Slate's Jamelle Bouie: Racism, Not Smugness, Separated Blue-Collar Whites From the Democratic Party

April 27th, 2016 9:17 PM

Last week, a long Vox essay by Emmett Rensin asserted that “contempt” for supposedly “stupid” blue-collar whites -- in response to the exodus of those voters from the Democratic party -- has become pervasive among liberals. The piece has gotten some pushback from lefty writers, including Slate’s Jamelle Bouie, who thinks that Rensin greatly overestimates the spread and influence of what Rensin called the “smug style in American liberalism.”

“The driving reason working-class whites abandoned the Democratic Party is race,” commented Bouie in a Friday piece. “The New Deal coalition Rensin describes was devoured by its own contradictions, chiefly, the racism needed to secure white allegiance even as the party tried to appeal to blacks…Pressed by those blacks, Democrats tried to make good on their commitments, and when they did, whites bolted.”

From Bouie’s article (bolding added):

The Democratic Party’s alliance with nonwhites is what drove [working-class] whites away, not the sniffing of comedians on cable television. And, looking at the politics of the last seven years, it’s still keeping them away…

…There’s no question that smug liberals exist…But Rensin doesn’t argue for the mere existence of liberals who are smug about their beliefs and ideology. He argues that smugness is key to contemporary liberalism...

But his evidence is lacking. “The smug style in American liberalism” is defined entirely through media and social media. It is The Daily Show, it is liberal Twitter, it is Gawker… But these are small portions—fractions—of the Democratic Party. And they’re far from representative of American liberals…

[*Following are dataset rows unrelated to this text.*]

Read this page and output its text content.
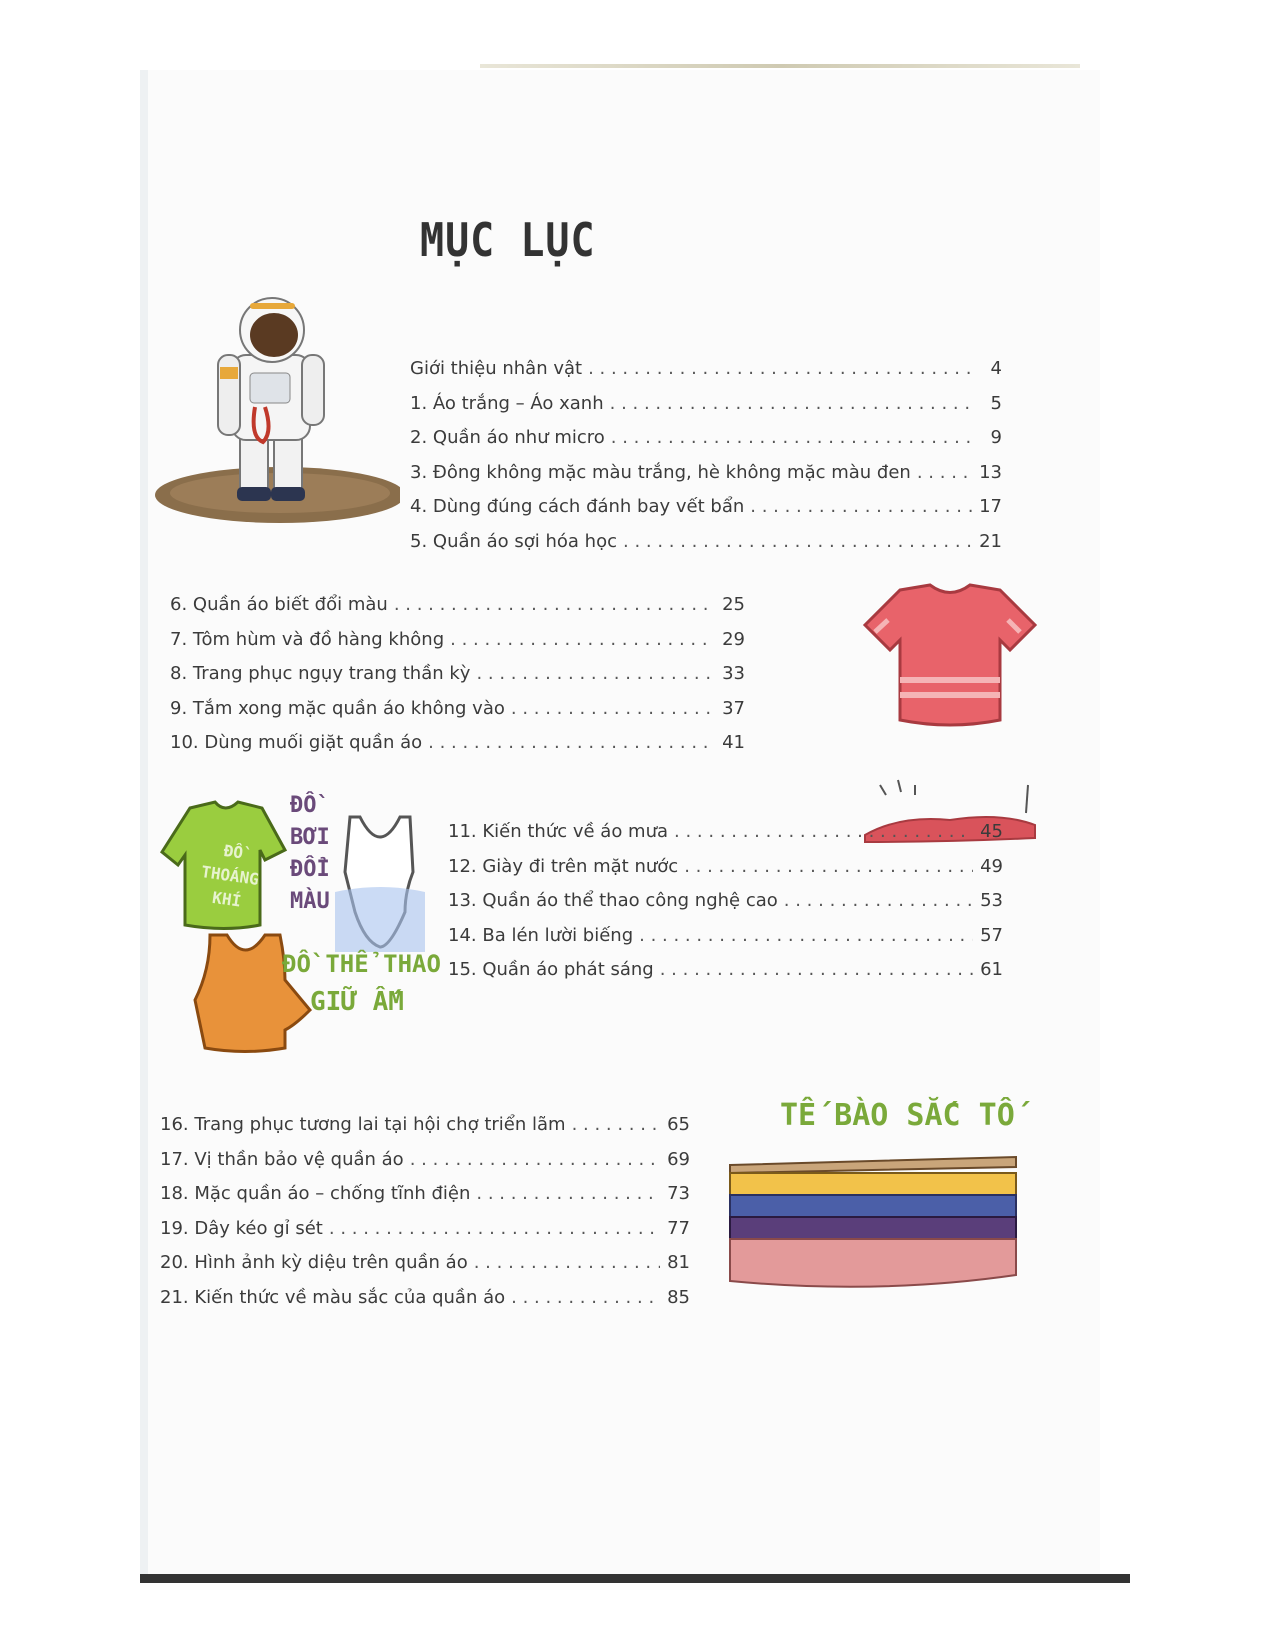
MỤC LỤC
Giới thiệu nhân vật . . .	4
1. Áo trắng – Áo xanh . . .	5
2. Quần áo như micro . . .	9
3. Đông không mặc màu trắng, hè không mặc màu đen . . .	13
4. Dùng đúng cách đánh bay vết bẩn . . .	17
5. Quần áo sợi hóa học . . .	21
6. Quần áo biết đổi màu . . .	25
7. Tôm hùm và đồ hàng không . . .	29
8. Trang phục ngụy trang thần kỳ . . .	33
9. Tắm xong mặc quần áo không vào . . .	37
10. Dùng muối giặt quần áo . . .	41
ĐỒ
THOÁNG
KHÍ
ĐỒ
BƠI
ĐỔI
MÀU
ĐỒ THỂ THAO
GIỮ ẤM
11. Kiến thức về áo mưa . . .	45
12. Giày đi trên mặt nước . . .	49
13. Quần áo thể thao công nghệ cao . . .	53
14. Ba lén lười biếng . . .	57
15. Quần áo phát sáng . . .	61
16. Trang phục tương lai tại hội chợ triển lãm . . .	65
17. Vị thần bảo vệ quần áo . . .	69
18. Mặc quần áo – chống tĩnh điện . . .	73
19. Dây kéo gỉ sét . . .	77
20. Hình ảnh kỳ diệu trên quần áo . . .	81
21. Kiến thức về màu sắc của quần áo . . .	85
TẾ BÀO SẮC TỐ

Rensin doesn’t seem aware, for instance, of the partnerships between black and white Democrats in the South that delivered a measure of investment in public goods through the 1970s, ’80s, and early ’90s—until racial resentment helped kill the white Southern Democrat as a political figure. He seems blind to the ways in which Hispanics of all classes became a powerful force in California, shaping the state’s politics in profound ways. Somehow, he’s missed the extent to which nonwhite voters in the Obama era have become premier coalition members, moving Obama on everything from criminal justice reform to immigration. It is too much to say that nonwhite Democrats fully shape the party’s agenda. But a quick survey of recent history shows, clearly, that they’re prime partners in power.